Handy Tip 11

1 12 2007

When a Democrat utters any phrase or sentence with the word “social” in it you should put your hand over your wallet and start backing slowly toward the nearest exit.





Handy Tip 10

28 10 2007

No one looks good with a soul patch, not even you.





Handy Tip 9

28 10 2007

Intelligence in one field doesn’t ipso facto imply intelligence in any other.





Handy Tip 8

21 10 2007

Intelligence and maturity are inversely proportional to the number of bumper stickers on the back of a person’s car. Drive accordingly—and use a speed-loader.





Handy Tip 7

21 10 2007

People who smoke, toke, drink, party, bar-hop, and have sex with prostitutes will always believe that their problems are caused by corporate and/or minority conspiracies.

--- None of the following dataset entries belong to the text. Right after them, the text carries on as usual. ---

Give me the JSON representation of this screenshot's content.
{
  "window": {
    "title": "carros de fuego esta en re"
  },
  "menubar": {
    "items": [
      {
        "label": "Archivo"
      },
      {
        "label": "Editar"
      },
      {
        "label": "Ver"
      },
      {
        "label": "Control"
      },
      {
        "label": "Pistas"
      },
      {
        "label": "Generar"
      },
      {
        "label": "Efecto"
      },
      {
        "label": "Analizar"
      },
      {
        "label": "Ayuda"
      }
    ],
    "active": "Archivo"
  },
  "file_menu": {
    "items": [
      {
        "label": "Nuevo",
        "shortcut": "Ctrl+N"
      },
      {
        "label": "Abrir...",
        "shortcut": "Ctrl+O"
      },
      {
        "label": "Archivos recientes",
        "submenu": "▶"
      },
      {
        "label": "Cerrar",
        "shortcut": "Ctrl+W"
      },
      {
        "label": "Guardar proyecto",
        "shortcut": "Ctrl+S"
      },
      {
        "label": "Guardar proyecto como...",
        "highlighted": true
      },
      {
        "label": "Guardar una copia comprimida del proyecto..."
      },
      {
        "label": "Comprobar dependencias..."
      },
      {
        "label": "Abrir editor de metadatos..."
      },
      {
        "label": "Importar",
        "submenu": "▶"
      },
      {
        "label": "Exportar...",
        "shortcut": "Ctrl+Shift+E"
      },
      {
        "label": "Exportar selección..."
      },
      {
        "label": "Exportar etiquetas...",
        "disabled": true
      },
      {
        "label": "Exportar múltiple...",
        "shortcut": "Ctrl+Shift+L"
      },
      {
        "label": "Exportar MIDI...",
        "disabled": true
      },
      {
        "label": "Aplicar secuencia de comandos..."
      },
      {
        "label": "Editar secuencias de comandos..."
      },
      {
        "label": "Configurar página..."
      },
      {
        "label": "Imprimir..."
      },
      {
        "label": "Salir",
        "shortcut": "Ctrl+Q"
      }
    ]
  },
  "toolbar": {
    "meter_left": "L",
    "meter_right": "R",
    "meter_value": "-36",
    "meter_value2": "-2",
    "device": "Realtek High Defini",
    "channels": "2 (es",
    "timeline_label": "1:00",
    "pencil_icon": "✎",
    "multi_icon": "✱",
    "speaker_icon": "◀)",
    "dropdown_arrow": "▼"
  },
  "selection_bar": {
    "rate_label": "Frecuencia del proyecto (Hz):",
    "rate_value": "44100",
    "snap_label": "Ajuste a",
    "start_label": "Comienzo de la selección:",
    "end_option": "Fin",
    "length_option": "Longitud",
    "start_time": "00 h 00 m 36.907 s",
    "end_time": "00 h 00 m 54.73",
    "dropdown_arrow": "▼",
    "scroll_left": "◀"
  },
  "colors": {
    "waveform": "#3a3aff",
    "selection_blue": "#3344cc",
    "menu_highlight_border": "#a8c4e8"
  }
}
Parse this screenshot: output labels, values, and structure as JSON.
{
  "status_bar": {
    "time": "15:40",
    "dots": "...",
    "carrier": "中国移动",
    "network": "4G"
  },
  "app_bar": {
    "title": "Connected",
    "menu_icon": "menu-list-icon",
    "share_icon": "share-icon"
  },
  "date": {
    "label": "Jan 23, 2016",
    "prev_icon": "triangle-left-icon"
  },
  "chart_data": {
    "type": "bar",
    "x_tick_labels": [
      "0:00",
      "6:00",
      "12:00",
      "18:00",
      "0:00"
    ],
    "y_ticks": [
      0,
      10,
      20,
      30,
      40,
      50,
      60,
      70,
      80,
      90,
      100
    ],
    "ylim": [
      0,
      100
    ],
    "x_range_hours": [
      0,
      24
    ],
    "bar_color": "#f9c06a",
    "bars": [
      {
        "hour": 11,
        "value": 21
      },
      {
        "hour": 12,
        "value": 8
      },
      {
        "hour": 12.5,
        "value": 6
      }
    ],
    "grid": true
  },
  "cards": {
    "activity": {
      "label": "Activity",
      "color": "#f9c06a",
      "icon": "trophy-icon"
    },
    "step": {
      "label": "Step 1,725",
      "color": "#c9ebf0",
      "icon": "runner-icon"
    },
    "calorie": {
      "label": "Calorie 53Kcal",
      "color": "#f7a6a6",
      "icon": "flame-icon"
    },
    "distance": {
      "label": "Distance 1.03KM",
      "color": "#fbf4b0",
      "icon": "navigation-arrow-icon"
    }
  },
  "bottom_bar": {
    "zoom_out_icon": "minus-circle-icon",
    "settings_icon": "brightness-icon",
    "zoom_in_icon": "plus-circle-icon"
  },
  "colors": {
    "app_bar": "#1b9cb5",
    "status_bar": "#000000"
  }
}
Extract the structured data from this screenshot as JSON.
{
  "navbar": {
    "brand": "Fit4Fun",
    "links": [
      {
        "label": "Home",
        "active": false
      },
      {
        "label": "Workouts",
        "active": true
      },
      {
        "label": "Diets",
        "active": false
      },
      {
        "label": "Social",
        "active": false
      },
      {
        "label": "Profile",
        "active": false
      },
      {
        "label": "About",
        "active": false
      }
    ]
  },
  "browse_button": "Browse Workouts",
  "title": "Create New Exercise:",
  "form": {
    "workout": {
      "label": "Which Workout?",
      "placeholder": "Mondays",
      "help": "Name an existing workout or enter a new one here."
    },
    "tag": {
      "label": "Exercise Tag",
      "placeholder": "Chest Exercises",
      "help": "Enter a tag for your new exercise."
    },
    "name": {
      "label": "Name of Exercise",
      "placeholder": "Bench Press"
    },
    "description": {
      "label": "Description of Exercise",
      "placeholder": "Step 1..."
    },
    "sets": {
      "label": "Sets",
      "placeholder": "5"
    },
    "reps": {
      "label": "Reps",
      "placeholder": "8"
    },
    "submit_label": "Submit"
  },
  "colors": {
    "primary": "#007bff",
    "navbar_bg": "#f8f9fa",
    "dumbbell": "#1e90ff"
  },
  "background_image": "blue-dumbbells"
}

Warning: do not attempt to use logic with these people.





Handy Tip 6

20 10 2007

During a conversation, if someone uses the word “social” in a sentence without making finger quotes in the air, put your hand over your wallet and back slowly toward the nearest exit.





Handy Tip 5

19 10 2007

A beautiful woman will sleep with a man for any reason as long as it’s not a good one.





Handy Tip 4

19 10 2007

Your love for your spouse tends to be directly proportional to the obnoxiousness of your in-laws.





Handy Tip 3

19 10 2007

The use of personal hygiene products is directly proportional to the distance someone will stand from you.





Handy Tip 2

19 10 2007

No matter who you meet they will always be convinced that the United States was founded on whatever they believe in.